昨年後半は1ドル120円前後で推移してきた米ドルの為替相場ですが、先月末から今月に入って急速に円高が進み、ついに95円台までの円高(ドル安)となる場面もありました。こうした為替相場の変化に対して、輸出型企業にはマイナス面、輸入型の企業にはプラス面の影響があるものとして、「1円」の変動により利益がどれだけ影響を受けるのかといった記事やニュースなどの報道をよく見かけます。そこで、この相場の変動がグループ各社の財務諸表から作成される連結財務諸表にどのように表現されるかを考察してみます。

為替レートが影響を与える側面として、まず1つは外貨建ての取引がある各個別企業の業績に影響を与えます。各社では当然ながら為替予約など様々な手段で為替変動のリスクを回避していますが、事業収益・費用と、外貨決済・評価損益との間で入り繰りが生じるなどいくつかの影響がでてきます。もう1つ、在外会社の形態で事業活動をしていれば、連結するにあたっての財務諸表の換算時にそのまま影響がでてきます。

また、上記は価格(単価)面での影響について着目していますが、そもそも価格変動による取引数量の影響も別に把握する必要もあります。純粋な価格変動による影響の測定だけでなく、相場変動の要因にもなっている各国の経済状況も加味しなくてはなりませんが、こちらを把握することはさらに容易ではないと考えます。さらに、企業がグローバルに展開し、取引に適用される通貨も多様化して、その上記帳通貨も異なる状況を考えると、「1円」の影響を把握することは非常に難しいものとなっていると思われ、影響を算定しなければならない現場では大変苦労されているとの話も耳に入ります。

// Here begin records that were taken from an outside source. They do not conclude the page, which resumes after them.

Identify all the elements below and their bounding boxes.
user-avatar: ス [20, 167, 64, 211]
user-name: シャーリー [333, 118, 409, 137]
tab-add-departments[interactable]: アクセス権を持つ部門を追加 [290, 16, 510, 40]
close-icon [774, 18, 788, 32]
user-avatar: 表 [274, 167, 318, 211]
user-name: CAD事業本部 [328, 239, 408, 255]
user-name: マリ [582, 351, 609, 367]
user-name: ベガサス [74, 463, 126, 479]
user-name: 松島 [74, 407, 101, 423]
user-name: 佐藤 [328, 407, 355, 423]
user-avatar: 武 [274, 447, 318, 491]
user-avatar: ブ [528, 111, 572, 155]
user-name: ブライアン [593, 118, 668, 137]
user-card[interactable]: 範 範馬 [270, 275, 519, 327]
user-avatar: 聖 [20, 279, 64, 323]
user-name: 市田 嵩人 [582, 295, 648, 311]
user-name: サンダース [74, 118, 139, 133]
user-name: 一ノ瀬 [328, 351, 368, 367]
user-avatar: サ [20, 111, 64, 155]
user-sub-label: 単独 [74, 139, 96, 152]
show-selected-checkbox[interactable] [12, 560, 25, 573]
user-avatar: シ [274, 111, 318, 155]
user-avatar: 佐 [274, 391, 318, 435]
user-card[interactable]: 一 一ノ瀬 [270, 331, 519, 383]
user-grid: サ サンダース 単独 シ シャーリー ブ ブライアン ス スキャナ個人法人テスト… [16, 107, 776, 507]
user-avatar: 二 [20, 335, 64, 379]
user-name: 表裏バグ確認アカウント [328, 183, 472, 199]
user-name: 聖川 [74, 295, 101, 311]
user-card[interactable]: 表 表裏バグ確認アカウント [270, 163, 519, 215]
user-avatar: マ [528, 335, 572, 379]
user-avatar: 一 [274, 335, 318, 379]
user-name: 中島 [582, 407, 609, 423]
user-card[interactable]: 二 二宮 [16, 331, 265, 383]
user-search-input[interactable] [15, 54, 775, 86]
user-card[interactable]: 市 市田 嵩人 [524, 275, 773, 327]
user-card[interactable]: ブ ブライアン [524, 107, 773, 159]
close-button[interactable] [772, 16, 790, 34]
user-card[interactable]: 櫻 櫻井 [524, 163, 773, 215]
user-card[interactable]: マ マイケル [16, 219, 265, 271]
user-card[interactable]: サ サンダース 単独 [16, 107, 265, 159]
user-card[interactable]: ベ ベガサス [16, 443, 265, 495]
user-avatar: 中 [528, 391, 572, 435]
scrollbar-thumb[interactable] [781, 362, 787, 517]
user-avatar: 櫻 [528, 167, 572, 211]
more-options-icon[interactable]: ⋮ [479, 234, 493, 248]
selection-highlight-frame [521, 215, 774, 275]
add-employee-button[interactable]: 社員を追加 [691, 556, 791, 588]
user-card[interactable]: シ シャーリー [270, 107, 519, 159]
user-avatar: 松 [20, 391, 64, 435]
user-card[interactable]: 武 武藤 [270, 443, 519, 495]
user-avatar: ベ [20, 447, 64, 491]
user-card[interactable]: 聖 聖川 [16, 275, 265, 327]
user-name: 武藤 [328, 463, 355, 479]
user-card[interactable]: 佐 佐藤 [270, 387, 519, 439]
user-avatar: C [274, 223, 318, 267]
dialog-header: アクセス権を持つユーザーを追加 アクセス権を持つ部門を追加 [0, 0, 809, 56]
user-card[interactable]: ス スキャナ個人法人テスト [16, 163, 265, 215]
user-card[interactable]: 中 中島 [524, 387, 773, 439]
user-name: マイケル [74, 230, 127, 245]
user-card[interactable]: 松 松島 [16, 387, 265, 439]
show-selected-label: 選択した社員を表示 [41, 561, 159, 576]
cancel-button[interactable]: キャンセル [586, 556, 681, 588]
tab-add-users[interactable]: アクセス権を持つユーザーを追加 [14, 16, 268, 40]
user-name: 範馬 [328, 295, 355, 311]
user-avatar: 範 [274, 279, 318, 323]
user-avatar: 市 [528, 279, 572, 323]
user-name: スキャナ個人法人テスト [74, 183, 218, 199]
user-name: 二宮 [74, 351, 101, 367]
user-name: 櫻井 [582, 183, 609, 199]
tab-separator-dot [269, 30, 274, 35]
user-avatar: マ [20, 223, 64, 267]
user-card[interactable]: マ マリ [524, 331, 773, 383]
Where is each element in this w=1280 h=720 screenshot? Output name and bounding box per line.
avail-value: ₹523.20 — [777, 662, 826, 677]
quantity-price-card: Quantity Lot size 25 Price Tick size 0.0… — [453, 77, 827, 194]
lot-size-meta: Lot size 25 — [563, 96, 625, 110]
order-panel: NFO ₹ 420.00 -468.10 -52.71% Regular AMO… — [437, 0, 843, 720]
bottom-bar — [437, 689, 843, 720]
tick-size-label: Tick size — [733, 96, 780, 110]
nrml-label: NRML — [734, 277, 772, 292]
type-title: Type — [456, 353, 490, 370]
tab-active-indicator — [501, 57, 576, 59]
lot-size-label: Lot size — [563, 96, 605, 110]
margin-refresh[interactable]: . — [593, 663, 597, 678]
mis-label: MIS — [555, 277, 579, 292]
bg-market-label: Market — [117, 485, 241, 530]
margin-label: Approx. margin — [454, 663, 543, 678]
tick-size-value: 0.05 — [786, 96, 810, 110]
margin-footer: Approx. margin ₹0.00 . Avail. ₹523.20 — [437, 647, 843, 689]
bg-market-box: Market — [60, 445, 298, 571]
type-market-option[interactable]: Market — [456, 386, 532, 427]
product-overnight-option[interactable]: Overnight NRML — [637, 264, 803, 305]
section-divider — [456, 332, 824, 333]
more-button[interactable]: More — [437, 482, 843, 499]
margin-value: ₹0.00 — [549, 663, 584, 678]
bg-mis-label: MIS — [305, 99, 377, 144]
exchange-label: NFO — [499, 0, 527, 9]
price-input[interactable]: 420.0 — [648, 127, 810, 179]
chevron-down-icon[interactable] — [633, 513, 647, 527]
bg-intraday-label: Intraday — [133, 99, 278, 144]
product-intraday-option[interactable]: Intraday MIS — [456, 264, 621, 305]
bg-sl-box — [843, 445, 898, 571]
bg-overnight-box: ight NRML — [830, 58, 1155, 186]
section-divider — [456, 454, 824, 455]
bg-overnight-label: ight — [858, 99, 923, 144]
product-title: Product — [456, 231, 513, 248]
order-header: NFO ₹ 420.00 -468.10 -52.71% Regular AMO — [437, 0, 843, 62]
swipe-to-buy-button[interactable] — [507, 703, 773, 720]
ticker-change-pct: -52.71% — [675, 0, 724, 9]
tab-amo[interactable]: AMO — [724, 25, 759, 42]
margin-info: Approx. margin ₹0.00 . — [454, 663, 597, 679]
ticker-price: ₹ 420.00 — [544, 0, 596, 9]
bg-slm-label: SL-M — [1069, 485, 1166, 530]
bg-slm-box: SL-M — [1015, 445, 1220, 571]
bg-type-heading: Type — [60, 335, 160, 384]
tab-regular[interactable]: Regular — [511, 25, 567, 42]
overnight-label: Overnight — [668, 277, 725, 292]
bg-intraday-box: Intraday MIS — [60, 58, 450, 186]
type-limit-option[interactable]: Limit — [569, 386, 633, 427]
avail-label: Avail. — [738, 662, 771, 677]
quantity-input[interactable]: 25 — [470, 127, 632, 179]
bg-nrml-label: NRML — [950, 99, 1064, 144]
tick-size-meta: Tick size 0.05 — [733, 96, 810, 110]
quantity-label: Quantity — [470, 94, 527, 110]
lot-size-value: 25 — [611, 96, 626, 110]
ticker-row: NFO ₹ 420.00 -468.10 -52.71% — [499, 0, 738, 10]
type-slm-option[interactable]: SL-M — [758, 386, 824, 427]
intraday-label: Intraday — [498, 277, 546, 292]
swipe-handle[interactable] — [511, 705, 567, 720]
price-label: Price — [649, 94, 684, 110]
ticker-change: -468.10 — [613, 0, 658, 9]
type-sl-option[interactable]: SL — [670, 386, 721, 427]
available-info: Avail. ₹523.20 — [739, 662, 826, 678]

そこで、各企業は財務諸表という代表的な業績測定のツールを用いて、株主・投資家への情報開示をしていますが、財務諸表への影響を正確には把握できていない恐れがある状況で、説明責任を十分に果たしているかについては慎重に考える必要があると思われます。極端な表現をすると、為替相場変動の影響を計測可能とするよう取引形態自体を見直す必要があるのかもしれませんし、逆に影響を把握できる(計画的に取引通貨を選別できる)仕組みを用意することが求められるのかもしれません。